Вдруг на фоне заходящего солнца — силуэт. Кто-то подходит ко мне, и я ничуть не удивлена, что это покойный отец. Он в охотничьем костюме. Как дорога мне его стройная, несмотря на возраст, фигура, его благородная осанка, походка!
Горячая волна любви и отчаяния захлестывает меня. Я, заломив руки, соскальзываю с пня на колени:
— Папа! Мне так тяжело, так невыносимо тяжело, папа! Как долго смогу я выносить такие мучения? Я не могу больше…
Он с грустью смотрит на меня и произносит лишь одно слово: «Восемь».
На лес, на поляну наползает тьма. Я ничего не вижу. Лишь слышу, как шуршат опавшие листья под его ногами.
«Восемь» — лет? дней? недель?
Между тем днем, когда я, вооружившись косой, провела первую борозду моего подневольного труда в Кузедееве, и той ночью, когда я, забросив топор под ступеньки конторы и шагнув на лед, заглянула в черную прорубь, откуда на меня дохнула смерть, прошло — день в день — ровно 8 месяцев. Больше я не выдержала, но это был не конец, а начало. Начало нового периода жизни — побег из ссылки.
Шаг за шагом иду к концу
Если бросить камень, то сперва он летит с большой скоростью, почти параллельно земле, затем… Затем скорость его убывает, и он по дуге приближается к земле, куда падает почти вертикально и, немного покатившись, замирает.
В эти февральские дни 1942 года я была уже на той части траектории, которая круто идет вниз.
Как это жутко — чувствовать, что с каждым днем сил все меньше и меньше! Пожалуй, в старости каждый человек переживает нечто подобное, но там эти перемены носят совсем иной характер, и то, что старик утрачивает с каждым годом, я теряла с каждым днем. Старика сопровождает по дорожке, что ведет под уклон, старость. Меня же толкали в пропасть три спутника: голод, холод и непосильный труд.
И все-таки я боролась.
Следует объяснить, что местные собаки, охотничьи лайки, помогают в охоте не только на белок, колонков или бурундуков, но и на ценных зверей, таких, как соболь. Собак регистрируют осенью, и на них полагается 8 килограммов «отсыпного» в месяц, то есть в 3 раза больше, чем на ребенка. Поэтому охотники съели собак, но продолжали получать на них паек. Кто стал бы думать, что рано или поздно эта хитрость всплывет наружу? Люди жили сегодняшним днем.
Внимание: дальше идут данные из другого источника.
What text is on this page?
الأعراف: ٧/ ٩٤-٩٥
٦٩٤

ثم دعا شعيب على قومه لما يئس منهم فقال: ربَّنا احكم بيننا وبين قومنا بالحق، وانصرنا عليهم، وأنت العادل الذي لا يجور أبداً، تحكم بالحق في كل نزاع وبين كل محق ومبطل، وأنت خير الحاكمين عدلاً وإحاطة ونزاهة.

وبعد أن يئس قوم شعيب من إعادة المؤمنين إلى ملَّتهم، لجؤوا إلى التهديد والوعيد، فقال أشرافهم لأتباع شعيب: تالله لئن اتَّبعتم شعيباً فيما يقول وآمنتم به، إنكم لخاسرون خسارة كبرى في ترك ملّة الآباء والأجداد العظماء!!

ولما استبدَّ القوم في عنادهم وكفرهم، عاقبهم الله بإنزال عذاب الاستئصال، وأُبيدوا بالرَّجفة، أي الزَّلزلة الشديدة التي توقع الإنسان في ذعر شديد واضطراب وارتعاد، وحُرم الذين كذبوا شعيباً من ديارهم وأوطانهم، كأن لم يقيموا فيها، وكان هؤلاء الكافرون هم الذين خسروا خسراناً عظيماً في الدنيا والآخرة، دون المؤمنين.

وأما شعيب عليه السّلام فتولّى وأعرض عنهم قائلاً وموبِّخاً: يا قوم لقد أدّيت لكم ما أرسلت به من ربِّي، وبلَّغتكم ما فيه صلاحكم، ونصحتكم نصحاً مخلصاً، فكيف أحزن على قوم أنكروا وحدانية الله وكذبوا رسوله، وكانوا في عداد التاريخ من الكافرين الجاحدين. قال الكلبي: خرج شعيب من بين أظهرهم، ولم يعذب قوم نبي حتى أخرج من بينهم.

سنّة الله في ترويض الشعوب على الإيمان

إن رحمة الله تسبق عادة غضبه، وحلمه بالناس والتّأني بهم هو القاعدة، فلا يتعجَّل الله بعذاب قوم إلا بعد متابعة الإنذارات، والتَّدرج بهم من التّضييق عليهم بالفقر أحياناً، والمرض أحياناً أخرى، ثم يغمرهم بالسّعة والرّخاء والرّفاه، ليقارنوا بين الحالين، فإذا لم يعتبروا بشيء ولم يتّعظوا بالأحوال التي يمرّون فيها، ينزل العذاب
К моему счастью, все местные собаки были съедены, и некоторое время меня выручали собачьи кости. Вываренные, обглоданные, обсосанные. Их можно было раздробить обухом топора и съесть. Но и эта лафа скоро отошла. Многие из моих земляков узнали об этом изобретении, и, поскольку патента на него у меня не было, то они перехватили мою идею. К тому же у них было преимущество: они не работали, откупаясь тем, что отдавали последние домашние вещи, и сидели дома, получая как иждевенцы по 150 грамм. Я же работала от темна до темна. На мою долю не оставалось и костей.
Миша Скворцов — последний бригадир, у которого я работала. У него в бригаде я была раскряжевщиком, а сучкорубом была Валя Яременко. Славный парень был этот Миша Скворцов! Терпеливый, с широкой улыбкой и, очевидно, очень добрый: я ни разу не видела его унылым. И никогда он не бранился! Скворцову было 18 лет. Он был женат, имел двоих детей, и жена его, Настя, ожидала третьего.
— Ради Бога, Миша! Когда ты успел? — воскликнула я от удивления.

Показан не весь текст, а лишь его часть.